Thank you for believing him.
If you’ve seen the texts they’ve sent, that’s just the tip of the ice berg. Those are things they know are permanent and feel happy to send him as proof of their behaviour which they think Is ok for public reading. They think that behaviour is accepted by others and will be far worse in their own house. The pretending the kid is sick FFS. Poor kid.

Jenasaurus · 21/02/2023 11:23

Something similar happened to one of my DS friends, she was 16, her mum and step dad kicked her out on her 16th birthday, she stayed with us a few nights then went to something called The Foyer which is a type of hostel for young adults in this situation. It was heart-breaking at the time, her mum, said she had done her bit and had said as soon as her DD was 16 she was out! There are provisions for young people going through this, and my DS friend is now 30 and made her own way in life, although incredibly hard for a while for her.

BlueSeaWave · 21/02/2023 11:23

slamfightbrightlight · 21/02/2023 10:31

My only word of advice for today if he cannot return home or go to a relative is do not offer to take him in - wait for social care to ask you. There is a difference in law between you making a private arrangement to care for him (by texting with his mother), and the council asking you to care for him as an alternative to him going into care. It will mean the difference between him having the proper status as a looked after child and all the support that should entail, and you being left to sort everything yourself.

This. You want him funded and supported and someone looking out for him not it all on you.

MadamArcati99 · 21/02/2023 11:49

I think you should have rung social services straightaway. You are NOT equipped to deal with this sort of thing.

ThreeLocusts · 21/02/2023 11:50

OP it's great you're helping this kid. I second making sure social services pull their weight. Thanks for looking out for him. And your exh can do one.

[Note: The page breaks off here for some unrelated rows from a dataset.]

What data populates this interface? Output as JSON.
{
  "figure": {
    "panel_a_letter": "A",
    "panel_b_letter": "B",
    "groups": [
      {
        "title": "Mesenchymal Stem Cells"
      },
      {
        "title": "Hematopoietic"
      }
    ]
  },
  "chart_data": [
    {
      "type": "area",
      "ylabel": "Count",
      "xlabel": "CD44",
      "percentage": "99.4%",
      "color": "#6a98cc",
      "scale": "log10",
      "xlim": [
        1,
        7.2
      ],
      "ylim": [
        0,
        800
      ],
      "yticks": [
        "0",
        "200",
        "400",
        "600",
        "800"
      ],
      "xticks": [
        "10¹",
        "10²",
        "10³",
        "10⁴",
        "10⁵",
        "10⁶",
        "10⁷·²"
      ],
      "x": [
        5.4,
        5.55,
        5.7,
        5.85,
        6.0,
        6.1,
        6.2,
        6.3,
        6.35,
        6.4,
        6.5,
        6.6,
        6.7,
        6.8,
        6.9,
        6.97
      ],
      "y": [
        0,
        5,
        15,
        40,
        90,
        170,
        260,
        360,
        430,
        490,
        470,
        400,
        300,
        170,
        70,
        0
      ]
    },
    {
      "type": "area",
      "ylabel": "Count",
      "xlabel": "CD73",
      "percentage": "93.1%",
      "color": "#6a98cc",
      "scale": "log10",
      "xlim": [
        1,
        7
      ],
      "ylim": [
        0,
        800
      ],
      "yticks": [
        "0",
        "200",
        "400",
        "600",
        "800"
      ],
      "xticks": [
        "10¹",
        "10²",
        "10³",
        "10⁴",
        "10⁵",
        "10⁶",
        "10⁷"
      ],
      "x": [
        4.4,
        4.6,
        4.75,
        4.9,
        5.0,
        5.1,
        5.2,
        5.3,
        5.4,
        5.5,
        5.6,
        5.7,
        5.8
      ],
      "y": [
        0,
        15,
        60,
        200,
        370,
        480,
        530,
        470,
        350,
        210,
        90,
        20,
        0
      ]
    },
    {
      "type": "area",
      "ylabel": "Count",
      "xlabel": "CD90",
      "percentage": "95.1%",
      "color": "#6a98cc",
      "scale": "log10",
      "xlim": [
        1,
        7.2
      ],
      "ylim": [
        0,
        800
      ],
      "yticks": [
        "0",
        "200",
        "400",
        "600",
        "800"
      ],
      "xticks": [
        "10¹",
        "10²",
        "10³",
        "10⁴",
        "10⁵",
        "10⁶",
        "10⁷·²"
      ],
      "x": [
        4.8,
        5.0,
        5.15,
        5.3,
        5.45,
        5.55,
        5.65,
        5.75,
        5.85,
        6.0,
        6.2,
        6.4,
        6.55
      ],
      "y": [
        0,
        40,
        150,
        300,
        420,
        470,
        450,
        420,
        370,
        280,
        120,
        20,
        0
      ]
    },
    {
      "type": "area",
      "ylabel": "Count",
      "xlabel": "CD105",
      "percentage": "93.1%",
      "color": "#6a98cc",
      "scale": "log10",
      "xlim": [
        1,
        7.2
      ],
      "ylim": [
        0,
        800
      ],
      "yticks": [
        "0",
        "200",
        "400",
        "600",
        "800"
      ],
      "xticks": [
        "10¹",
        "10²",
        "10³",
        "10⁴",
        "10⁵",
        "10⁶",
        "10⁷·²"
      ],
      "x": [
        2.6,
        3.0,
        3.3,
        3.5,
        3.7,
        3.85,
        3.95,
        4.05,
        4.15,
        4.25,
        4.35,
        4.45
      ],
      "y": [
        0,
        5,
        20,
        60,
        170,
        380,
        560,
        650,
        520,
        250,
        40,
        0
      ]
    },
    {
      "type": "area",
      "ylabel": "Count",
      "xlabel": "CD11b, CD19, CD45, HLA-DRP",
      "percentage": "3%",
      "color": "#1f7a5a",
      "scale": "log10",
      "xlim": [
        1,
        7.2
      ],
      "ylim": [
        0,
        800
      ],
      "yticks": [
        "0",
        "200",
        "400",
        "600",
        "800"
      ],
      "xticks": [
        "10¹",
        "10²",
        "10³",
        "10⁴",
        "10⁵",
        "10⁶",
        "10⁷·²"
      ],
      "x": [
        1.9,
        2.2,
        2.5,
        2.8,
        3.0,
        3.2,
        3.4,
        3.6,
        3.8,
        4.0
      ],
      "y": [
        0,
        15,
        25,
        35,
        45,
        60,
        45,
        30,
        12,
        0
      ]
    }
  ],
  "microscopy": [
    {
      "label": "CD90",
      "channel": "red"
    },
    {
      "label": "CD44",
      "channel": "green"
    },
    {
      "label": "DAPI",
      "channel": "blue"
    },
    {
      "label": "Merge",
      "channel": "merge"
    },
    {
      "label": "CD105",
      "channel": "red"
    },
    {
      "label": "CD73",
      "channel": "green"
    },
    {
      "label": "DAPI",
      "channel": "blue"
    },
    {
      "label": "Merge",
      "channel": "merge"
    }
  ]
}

AKAsomeoneelse · 21/02/2023 11:54

slamfightbrightlight · 21/02/2023 10:31

My only word of advice for today if he cannot return home or go to a relative is do not offer to take him in - wait for social care to ask you. There is a difference in law between you making a private arrangement to care for him (by texting with his mother), and the council asking you to care for him as an alternative to him going into care. It will mean the difference between him having the proper status as a looked after child and all the support that should entail, and you being left to sort everything yourself.

We looked into all avenues for DD’s friend. We spoke to the Council, the Social Worker, CAB, everything and there was no support or funding unless she accepted the offer of emergency housing and went down the ‘looked after’ route. If she had gone that way I truly believe she would have fallen victim to drugs/alcohol abuse or worse! Unfortunately 16 is a bit of a grey area where they are too old for fostering etc but too young to make it completely on their own.